On food, memory and identity
I don't try to keep it a secret that I love to eat, in fact, I'd go as far as to say a lot of my friendships are based on a mutual love of eating. My social events are almost always accompanied by a meal, drink or dessert.
On my recent trip to Asia, my family was basically running on a schedule of running between restaurants and houses for yum cha or dinners. Anticipating yum cha with an uncle or aunt, we'd wake up in the late morning, wearily rolling out of bed (my preferred approach is the one-limb-at-a-time which takes approximately a quarter of an hour if I'm speedy), but slowly picking up the pace when our collective hunger grew to make us a little frantic.
Yum cha is not simply a Chinese brunch – it's a marathon event. One doesn't sit down and order – nuh uh. One particular morning we were at the PanXi restaurant, near the historic Lychee Bay area.

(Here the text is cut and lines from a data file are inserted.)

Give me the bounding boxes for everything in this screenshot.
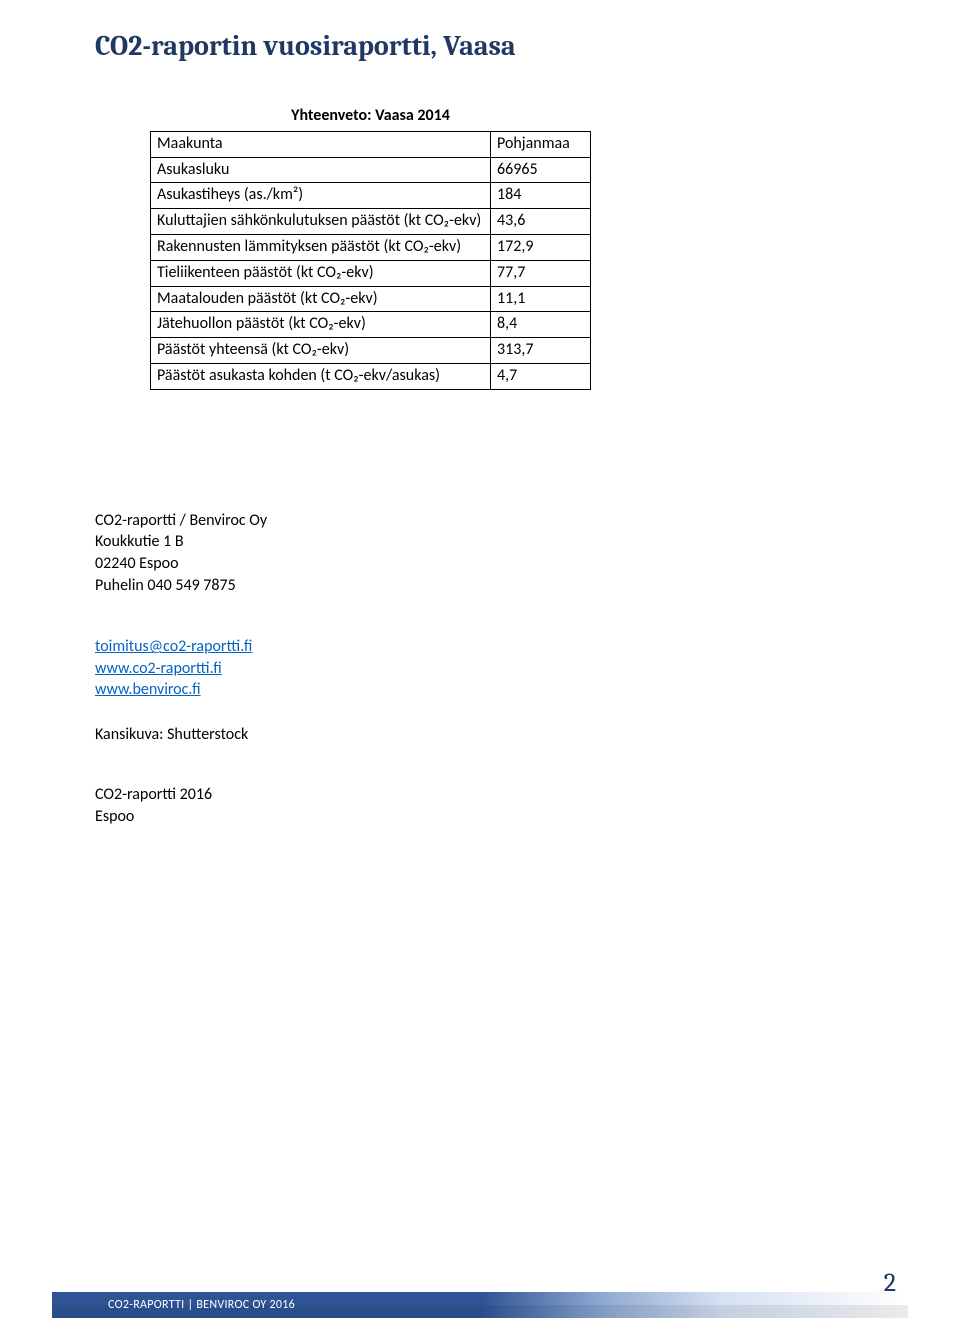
table-caption-row: Yhteenveto: Vaasa 2014	[151, 104, 591, 131]
table-cell-label: Päästöt asukasta kohden (t CO₂-ekv/asuka…	[151, 363, 491, 389]
contact-addr2: 02240 Espoo	[95, 553, 870, 575]
table-cell-label: Jätehuollon päästöt (kt CO₂-ekv)	[151, 312, 491, 338]
table-row: Asukastiheys (as./km²)184	[151, 183, 591, 209]
publication-line2: Espoo	[95, 806, 870, 828]
table-row: Asukasluku66965	[151, 157, 591, 183]
table-cell-value: 172,9	[491, 234, 591, 260]
site2-link[interactable]: www.benviroc.fi	[95, 680, 201, 699]
table-cell-value: 313,7	[491, 338, 591, 364]
table-cell-label: Päästöt yhteensä (kt CO₂-ekv)	[151, 338, 491, 364]
publication-block: CO2-raportti 2016 Espoo	[95, 784, 870, 827]
table-cell-value: 8,4	[491, 312, 591, 338]
page-title: CO2-raportin vuosiraportti, Vaasa	[95, 30, 870, 62]
table-cell-label: Rakennusten lämmityksen päästöt (kt CO₂-…	[151, 234, 491, 260]
table-caption: Yhteenveto: Vaasa 2014	[151, 104, 591, 131]
contact-phone: Puhelin 040 549 7875	[95, 575, 870, 597]
links-block: toimitus@co2-raportti.fi www.co2-raportt…	[95, 636, 870, 701]
contact-addr1: Koukkutie 1 B	[95, 531, 870, 553]
table-row: Päästöt yhteensä (kt CO₂-ekv)313,7	[151, 338, 591, 364]
site1-link[interactable]: www.co2-raportti.fi	[95, 659, 222, 678]
table-cell-label: Tieliikenteen päästöt (kt CO₂-ekv)	[151, 260, 491, 286]
email-link[interactable]: toimitus@co2-raportti.fi	[95, 637, 252, 656]
table-cell-value: 184	[491, 183, 591, 209]
table-row: Tieliikenteen päästöt (kt CO₂-ekv)77,7	[151, 260, 591, 286]
table-cell-value: 43,6	[491, 209, 591, 235]
table-row: MaakuntaPohjanmaa	[151, 131, 591, 157]
table-cell-value: 77,7	[491, 260, 591, 286]
table-row: Kuluttajien sähkönkulutuksen päästöt (kt…	[151, 209, 591, 235]
table-cell-label: Maatalouden päästöt (kt CO₂-ekv)	[151, 286, 491, 312]
table-row: Päästöt asukasta kohden (t CO₂-ekv/asuka…	[151, 363, 591, 389]
table-row: Maatalouden päästöt (kt CO₂-ekv)11,1	[151, 286, 591, 312]
summary-table: Yhteenveto: Vaasa 2014 MaakuntaPohjanmaa…	[150, 104, 591, 390]
page-number: 2	[884, 1268, 896, 1298]
publication-line1: CO2-raportti 2016	[95, 784, 870, 806]
footer-text: CO2-RAPORTTI | BENVIROC OY 2016	[108, 1298, 295, 1312]
table-cell-label: Asukastiheys (as./km²)	[151, 183, 491, 209]
contact-block: CO2-raportti / Benviroc Oy Koukkutie 1 B…	[95, 510, 870, 596]
table-cell-value: 66965	[491, 157, 591, 183]
contact-org: CO2-raportti / Benviroc Oy	[95, 510, 870, 532]
table-cell-value: 11,1	[491, 286, 591, 312]
table-cell-label: Kuluttajien sähkönkulutuksen päästöt (kt…	[151, 209, 491, 235]
table-cell-label: Asukasluku	[151, 157, 491, 183]
table-row: Rakennusten lämmityksen päästöt (kt CO₂-…	[151, 234, 591, 260]
table-row: Jätehuollon päästöt (kt CO₂-ekv)8,4	[151, 312, 591, 338]
table-cell-value: Pohjanmaa	[491, 131, 591, 157]
table-cell-value: 4,7	[491, 363, 591, 389]
cover-credit: Kansikuva: Shutterstock	[95, 725, 870, 744]
table-cell-label: Maakunta	[151, 131, 491, 157]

We took our seats at a table and while waiting for the water to boil for our kung fu cha, Dad told my brother and I a story about how our grandfather used to come here in the summer, sipping on tea from mid-morning to afternoon, polishing off plates at a leisurely pace that would allow him to eat for hours, while periodically picking lychees from the fruit-laden trees that hung over him. Unlike here in Sydney, tea is served kung fu cha style, maximising the time to enjoy the tea and for conversation. According to Wiki, kung fu cha translates to 'making tea with skill', which in a yumcha context speaks to the Chinese appreciation of tea and the value it represents in social settings rather than the actual technicalities of brewing the Best Cuppa Ever™. The food comes out, plates at a time, each with morsels just enough to satisfy a craving you never knew you had (hence dim sum: to touch the heart).

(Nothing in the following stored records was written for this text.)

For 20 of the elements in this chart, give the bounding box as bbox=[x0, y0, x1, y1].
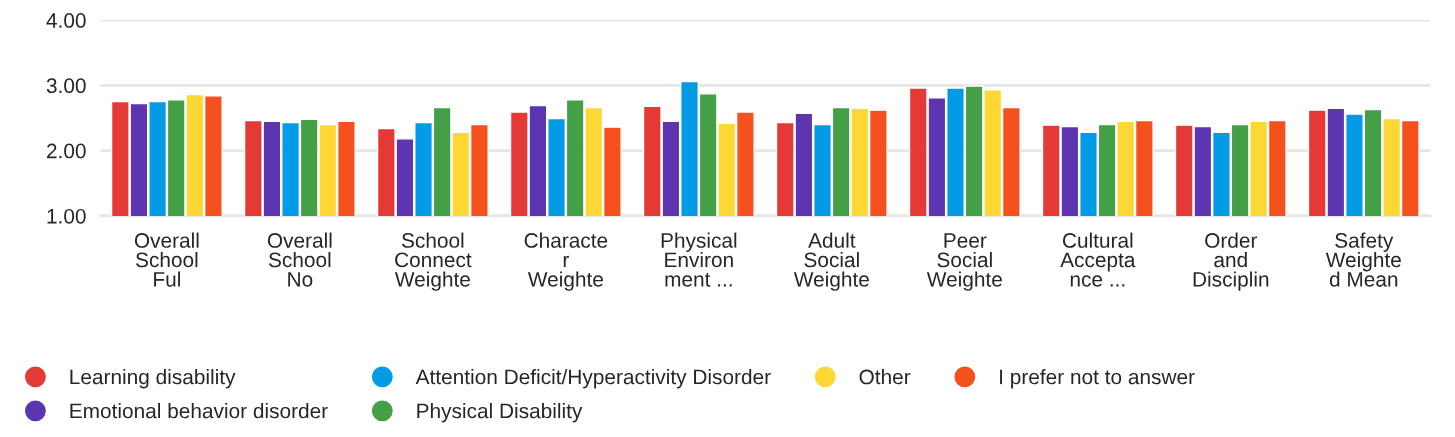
y-tick-label: 4.00 bbox=[46, 13, 86, 28]
x-tick-label: Peer Social Weighte bbox=[926, 233, 1002, 291]
x-tick-label: Safety Weighte d Mean bbox=[1325, 232, 1401, 287]
x-tick-label: Adult Social Weighte bbox=[793, 232, 869, 291]
legend-label: Learning disability bbox=[70, 368, 236, 389]
legend-label: I prefer not to answer bbox=[1000, 369, 1195, 389]
y-tick-label: 3.00 bbox=[46, 78, 86, 94]
legend-label: Attention Deficit/Hyperactivity Disorder bbox=[415, 368, 771, 389]
x-tick-label: Order and Disciplin bbox=[1193, 232, 1269, 291]
x-tick-label: Cultural Accepta nce ... bbox=[1060, 232, 1136, 287]
x-tick-label: Overall School Ful bbox=[134, 232, 199, 287]
x-tick-label: Physical Environ ment ... bbox=[661, 232, 737, 287]
x-tick-label: Overall School No bbox=[267, 232, 332, 287]
legend-label: Physical Disability bbox=[417, 403, 583, 423]
y-tick-label: 1.00 bbox=[47, 208, 86, 224]
legend-label: Emotional behavior disorder bbox=[70, 403, 328, 419]
x-tick-label: School Connect Weighte bbox=[394, 232, 472, 291]
x-tick-label: Characte r Weighte bbox=[524, 232, 608, 291]
y-tick-label: 2.00 bbox=[47, 143, 86, 159]
legend-label: Other bbox=[859, 368, 911, 385]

Upon returning to Sydney I was catching up on the current season of Mind of a Chef (highly recommended). This season's chef is Danny Bowien, whom I've been following for a year or two, but mainly for his association with Thursday's Geoff Rickly. What resonated with me about this season is the journey by which Danny found himself, as the adopted Korean son of two American parents, through cooking Chinese food at Mission Chinese. He's defined and still is defining his own identity through what he makes and being acquainted with Korean culture through his wife.
It'd be very Eat, Pray, Love of me to say I find myself through food, but it's not entirely untrue..? It's weird growing up as an immigrant in Western culture but knowing very little of my background. Sometimes I feel as if I'm a bit of a hack, but I definitely felt closer to my culture overseas, but I'm not sure if I'm seeing it through Western eyes because everything seems new and novel. My school lunches were peanut butter between two slices of Wonder White (I upgraded to multi-grain somewhere in the later stages of primary school), I didn't have ethnic food that other school kids teased me about as is so often depicted in TV programmes or movies, partly due to being enrolled in a school with probably the highest concentration of Asians in the state. In adulthood, despite my natural inclination to try new cuisines and dishes, I've never really pursued Chinese cuisine, but put me in a Chinese restaurant and I'll start speaking in Mandarin to the staff. It's not even my native dialect!
I guess what this trip has spurred is an internal shift of trying to reconcile mixed messages from my youth and explore this nexus of culture, identity and memory through food. A big part of this is overcoming this lifelong misconception that it's not cool or trendy to be anything other than white and outdoorsy. I can't change my facial features (special thanks the girls who teased me in Year 1), my family (not that I want to) or have people take back all the confusion and pain I endured as a child, but I can open up a dialogue on my personal history and serve it to you as a side dish. ¯\_(ツ)_/¯
(Actually on second thoughts, MAIN DISH. I deserve to be a main.)